You can view the tree of how your SelfAwareData files are related in the datatc web app. To start the web app, run the datatc_app command in your shell and provide the name of the project whose data directory you’d like to view.

>>> datatc_app <registered_project>

This project must have been previously registered to datatc with DataDirectory.register_project(). If you need a reminder of what projects you’ve registered with datatc, run datatc_list.

Note

To use the web app, install datatc with the extra app dependencies: pip install datatc[app]. If you’re using zsh, you’ll need to escape the square brackets with pip install datatc\[app\]

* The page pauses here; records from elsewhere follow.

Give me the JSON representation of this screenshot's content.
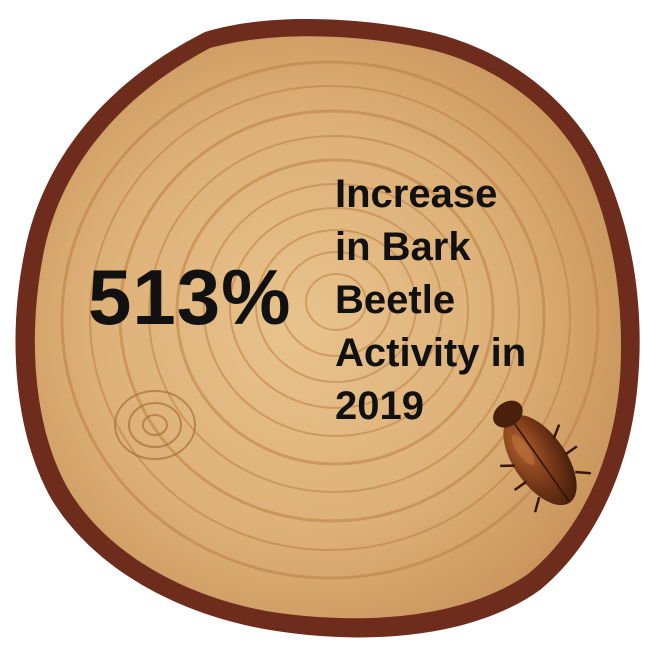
{
  "stat": {
    "value": "513%",
    "description_lines": [
      "Increase",
      "in Bark",
      "Beetle",
      "Activity in",
      "2019"
    ]
  },
  "colors": {
    "bark": "#6e2c1c",
    "wood_light": "#e7c089",
    "wood_mid": "#d8a96b",
    "ring": "#b97f45",
    "text": "#111111",
    "beetle": "#6a3416"
  },
  "decor": {
    "background_icon": "tree-stump-cross-section-icon",
    "beetle_icon": "bark-beetle-icon"
  }
}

Working with File Types via MagicDataInterface

MagicDataInterface provides a one-stop shop for interacting with common file types. Just point MagicDataInterface to a file path and call save() and load().

from datatc import MagicDataInterface

iris_df = MagicDataInterface.load('iris.csv')
config = MagicDataInterface.load('config/model_params.yaml')

MagicDataInterface.save(results, 'results/iris_results.pkl')

See Supported Formats for a list of data types that MagicDataInterface knows how to work with.

If you want to work with a file type that MagicDataInterface doesn’t know about yet, you can create a DataInterface for it:

  1. Create a DataInterface that subclasses from DataInterfaceBase, and implement the _interface_specific_save and _interface_specific_load functions.

  2. Register your new DataInterface with MagicDataInterface:

    >>> MagicDataInterface.register_data_interface(MyNewDataInterface)